Wood and other plant materials can be converted into more conventional liquid and solid fuels such as ethyl alcohol and charcoal (usable as replacements for petrol and smokeless fuel respectively). These fuels were widely used during the war in timberproducing countries. During the Second World War the forester Edward Lundh doubled the effective annual wood fuel harvest in Sweden by improving forestry practices and eliminating waste.
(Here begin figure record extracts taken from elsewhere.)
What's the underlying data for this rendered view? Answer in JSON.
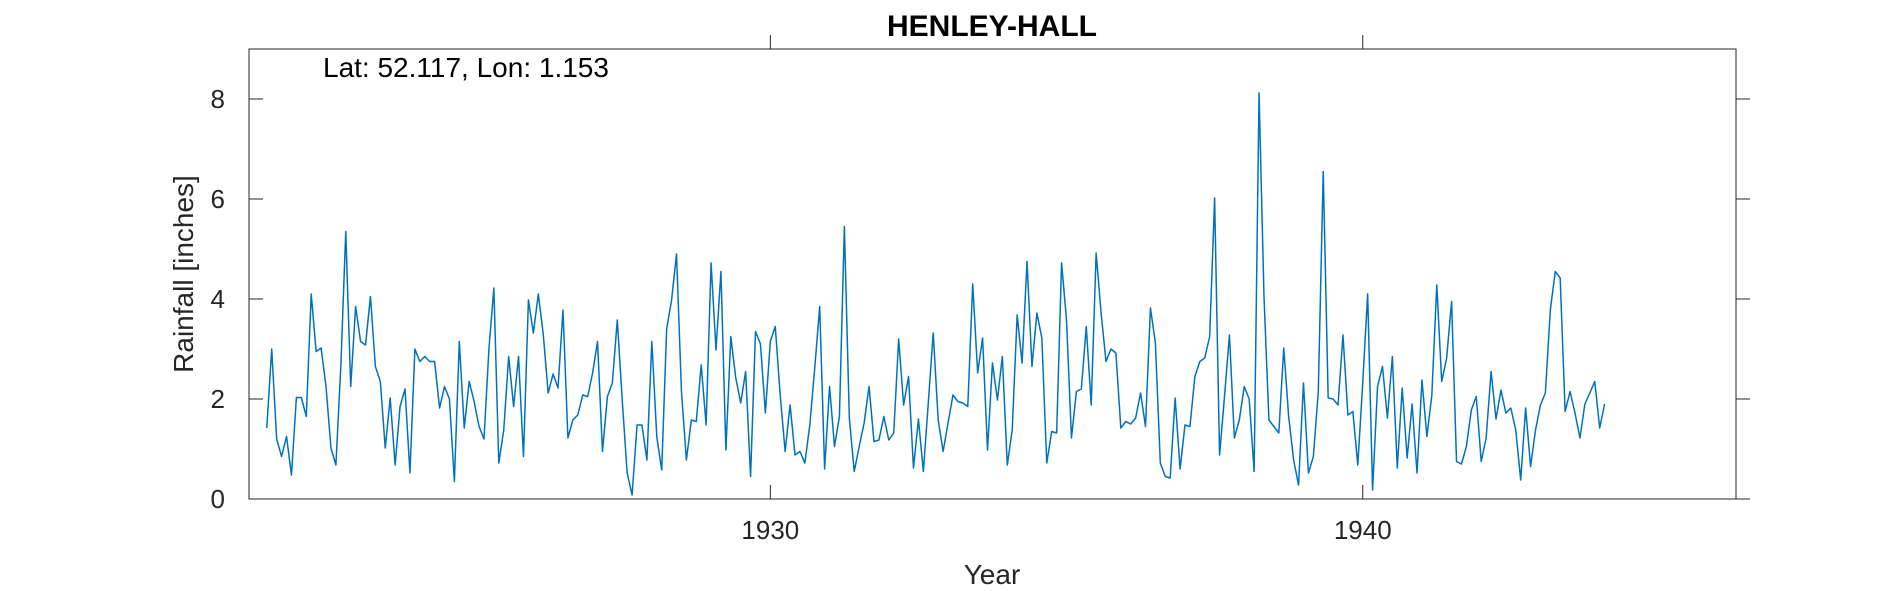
{
  "chart_data": {
    "type": "line",
    "title": "HENLEY-HALL",
    "annotation": "Lat: 52.117, Lon: 1.153",
    "xlabel": "Year",
    "ylabel": "Rainfall [inches]",
    "xlim": [
      1921.2,
      1946.3
    ],
    "ylim": [
      0,
      9
    ],
    "xticks": [
      1930,
      1940
    ],
    "yticks": [
      0,
      2,
      4,
      6,
      8
    ],
    "x_start": 1921.5,
    "x_step": 0.08333,
    "grid": false,
    "line_color": "#0072BD",
    "series": [
      {
        "values": [
          1.42,
          3.0,
          1.2,
          0.85,
          1.25,
          0.48,
          2.03,
          2.03,
          1.65,
          4.1,
          2.95,
          3.02,
          2.25,
          1.02,
          0.68,
          2.65,
          5.35,
          2.25,
          3.85,
          3.15,
          3.08,
          4.05,
          2.65,
          2.35,
          1.02,
          2.02,
          0.68,
          1.85,
          2.2,
          0.52,
          3.0,
          2.75,
          2.85,
          2.75,
          2.75,
          1.82,
          2.25,
          2.0,
          0.35,
          3.15,
          1.42,
          2.35,
          1.95,
          1.45,
          1.2,
          3.0,
          4.22,
          0.72,
          1.38,
          2.85,
          1.85,
          2.85,
          0.85,
          3.98,
          3.32,
          4.1,
          3.3,
          2.12,
          2.5,
          2.22,
          3.78,
          1.22,
          1.58,
          1.68,
          2.08,
          2.05,
          2.52,
          3.15,
          0.95,
          2.05,
          2.32,
          3.58,
          1.98,
          0.52,
          0.08,
          1.48,
          1.48,
          0.78,
          3.15,
          1.25,
          0.58,
          3.4,
          3.98,
          4.9,
          2.15,
          0.78,
          1.58,
          1.55,
          2.68,
          1.48,
          4.72,
          2.98,
          4.55,
          0.98,
          3.25,
          2.42,
          1.92,
          2.55,
          0.45,
          3.35,
          3.1,
          1.72,
          3.15,
          3.45,
          2.08,
          0.95,
          1.88,
          0.88,
          0.95,
          0.72,
          1.48,
          2.62,
          3.85,
          0.6,
          2.25,
          1.05,
          1.65,
          5.45,
          1.62,
          0.55,
          1.05,
          1.52,
          2.25,
          1.15,
          1.18,
          1.65,
          1.18,
          1.32,
          3.2,
          1.88,
          2.45,
          0.62,
          1.6,
          0.55,
          1.92,
          3.32,
          1.58,
          0.95,
          1.52,
          2.08,
          1.95,
          1.92,
          1.85,
          4.3,
          2.52,
          3.22,
          0.98,
          2.72,
          1.98,
          2.85,
          0.68,
          1.38,
          3.68,
          2.72,
          4.75,
          2.65,
          3.72,
          3.22,
          0.72,
          1.35,
          1.32,
          4.72,
          3.58,
          1.22,
          2.15,
          2.2,
          3.45,
          1.88,
          4.92,
          3.72,
          2.75,
          3.0,
          2.92,
          1.42,
          1.55,
          1.5,
          1.62,
          2.12,
          1.45,
          3.82,
          3.12,
          0.72,
          0.45,
          0.42,
          2.02,
          0.6,
          1.48,
          1.45,
          2.45,
          2.75,
          2.82,
          3.25,
          6.02,
          0.88,
          2.05,
          3.28,
          1.22,
          1.58,
          2.25,
          2.0,
          0.55,
          8.12,
          4.05,
          1.58,
          1.45,
          1.32,
          3.02,
          1.65,
          0.78,
          0.28,
          2.32,
          0.52,
          0.85,
          2.15,
          6.55,
          2.02,
          2.0,
          1.88,
          3.28,
          1.68,
          1.75,
          0.68,
          2.32,
          4.1,
          0.18,
          2.25,
          2.65,
          1.62,
          2.85,
          0.62,
          2.22,
          0.82,
          1.9,
          0.52,
          2.38,
          1.25,
          2.08,
          4.28,
          2.35,
          2.82,
          3.95,
          0.75,
          0.7,
          1.05,
          1.78,
          2.05,
          0.75,
          1.22,
          2.55,
          1.6,
          2.18,
          1.72,
          1.82,
          1.38,
          0.38,
          1.82,
          0.65,
          1.38,
          1.88,
          2.12,
          3.78,
          4.55,
          4.42,
          1.75,
          2.15,
          1.72,
          1.22,
          1.9,
          2.12,
          2.35,
          1.42,
          1.9
        ]
      }
    ]
  }
}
Buses, boats and tractors were fitted with wood gas generators which produced a mixture consisting largely of carbon monoxide, carbon dioxide, methane and hydrogen which was fed directly to the engine as a petrol substitute. Wood was also distilled to give motor lubricants, converted into cellulose cattle feed and, when fortified with soya flour and yeast, sold as a meat surrogate. These uses of wood ceased after the war because they were expensive compared with conventional sources of materials, but they showed how many of the requirements of a conventional energy-using system could be met by a renewable fuel.

PEAT AND DUNG
Two other fuels of vegetable origin deserve mention; these are peat and dung. Peat is used in Ireland, Germany and the USSR and there are even power stations fuelled by it. Peat production worldwide is 35 million tonnes per year. The great advantage of peat is that it is a renewable resource, and a managed bog will regenerate every hundred years. Dried dung cakes are used in underdeveloped countries as a source of fuel for cooking and space heating. This is a practice which is harmful agriculturally and medically because the land is deprived of essential manure and the smoke from the burning dung causes eye disease. But as long as no other source of fuel is available the burning of dung is unavoidable.

ALGAL CULTURE
The wish to gain higher yields per hectare of biomass has encouraged research into microscopic singlecelled plants such as Chlorella (a type of algae) which can give yields up to 86 tonnes per hectare. These plants can then be converted into charcoal, combustible gases and combustible liquids by pyrolysis (heating to 500°-900°C in a closed container without air). A considerable amount of energy is required to dry the water out of the organic material, and the energy input could be higher than the value of the fuel produced. Some researchers suggest that the higher plants could give yields as high as algae, given suitable growing conditions. Reports of trials in West Bengal of the Sharder process of hydroponic culture (using organic nutrients rather than chemical solutions) quote an annual yield per hectare per year of 2,000 tonnes, although the system has been tried only on a very small scale. This technique could be used with such high yielding crops as sugar beet to produce large quantities of fuel. Although beet could be converted into alcohol as a fuel it would also be ideally suited for conversion into methane gas by the method described in *****.